Niger : la nationalité retirée à la présidente de l’Alliance des démocrates du Sahel
Un décret officiel des autorités de transition au Niger a acté le retrait de la nationalité nigérienne du Dr Mayra Djibrine, qui dirige l’Alliance des démocrates du Sahel (ADS), une structure basée à Bruxelles. Cette décision, prise dans un climat de durcissement réglementaire envers les voix discordantes venues de l’étranger, provoque des réactions contrastées à Niamey. Entre soutien à la fermeté de l’État et inquiétudes sur les libertés individuelles, les habitants s’interrogent sur la portée de cette mesure inédite.
Une décision officielle aux répercussions profondes
Le paysage politique et juridique nigérien connaît un nouveau tournant. Le gouvernement de transition a officialisé, par décret, la déchéance de nationalité du Dr Mayra Djibrine. Universitaire et figure centrale de l’Alliance des démocrates du Sahel (ADS), une association active depuis la Belgique, elle perd ainsi ses droits civiques et politiques liés à ses origines nigériennes.
Les autorités de Niamey justifient cette décision par des « agissements contraires aux intérêts stratégiques et à la souveraineté du Niger ». Depuis plusieurs mois, l’ADS multipliait les critiques sur la gestion de la transition et plaidait auprès des instances européennes pour un retour rapide à l’ordre constitutionnel. Pour le pouvoir en place, ces actions menées depuis l’extérieur équivalent à une tentative de déstabilisation, ce qui a conduit à appliquer l’ordonnance signée fin 2024 sur la déchéance de nationalité pour trahison ou atteinte à la défense nationale.
Entre approbation et crainte : le témoignage des habitants de Niamey
Dans la capitale, la nouvelle alimente toutes les conversations, des grins aux marchés populaires. L’impact de la mesure se mesure à la diversité des avis citoyens.
Au grand marché de Niamey, Amadou, commerçant de tissus, soutient la décision : « Le pays traverse une période cruciale. On ne peut pas accepter que des compatriotes s’installent confortablement en Europe pour réclamer des sanctions contre leur propre peuple. Si vous combattez les intérêts du Niger de l’extérieur, il est normal que le Niger vous renie. C’est une question de patriotisme. » Une partie de la population estime que la souveraineté nationale exige une loyauté absolue, surtout en temps de crise.
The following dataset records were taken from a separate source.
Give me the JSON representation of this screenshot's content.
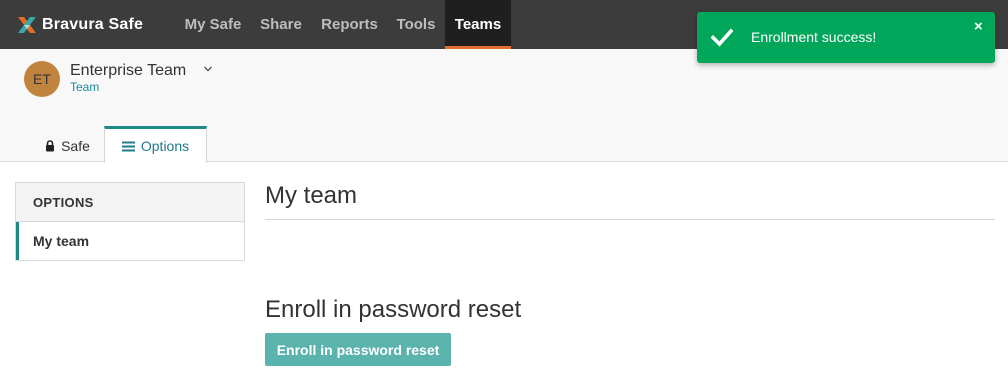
{
  "app": {
    "brand": "Bravura Safe",
    "brand_icon": "bravura-logo-icon"
  },
  "nav": {
    "items": [
      {
        "label": "My Safe",
        "active": false
      },
      {
        "label": "Share",
        "active": false
      },
      {
        "label": "Reports",
        "active": false
      },
      {
        "label": "Tools",
        "active": false
      },
      {
        "label": "Teams",
        "active": true
      }
    ]
  },
  "team": {
    "initials": "ET",
    "name": "Enterprise Team",
    "type": "Team",
    "avatar_color": "#c0843f",
    "dropdown_icon": "chevron-down-icon"
  },
  "tabs": [
    {
      "label": "Safe",
      "icon": "lock-icon",
      "active": false
    },
    {
      "label": "Options",
      "icon": "list-icon",
      "active": true
    }
  ],
  "sidebar": {
    "heading": "OPTIONS",
    "items": [
      {
        "label": "My team",
        "active": true
      }
    ]
  },
  "main": {
    "title": "My team",
    "enroll_heading": "Enroll in password reset",
    "enroll_button": "Enroll in password reset"
  },
  "toast": {
    "message": "Enrollment success!",
    "close_glyph": "×",
    "icon": "checkmark-icon",
    "color": "#00a65a"
  },
  "colors": {
    "accent": "#1d8a87",
    "nav_active_underline": "#e36d2b",
    "button": "#5bb3ad",
    "link": "#1f8a9e"
  }
}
Mais dans le quartier de l’Université Abdou Moumouni, Fatouma, étudiante en droit public, exprime son inquiétude : « C’est un précédent dangereux. Retirer la nationalité à cause d’opinions politiques, même exprimées depuis Bruxelles, pose un problème juridique majeur. La nationalité est un droit fondamental, pas une récompense que l’État peut reprendre au gré des régimes. Aujourd’hui c’est le Dr Djibrine, mais qui sera le prochain ? » Cette crainte d’un rétrécissement de l’espace d’expression est partagée par plusieurs observateurs locaux, qui redoutent une fragilisation de la cohésion sociale.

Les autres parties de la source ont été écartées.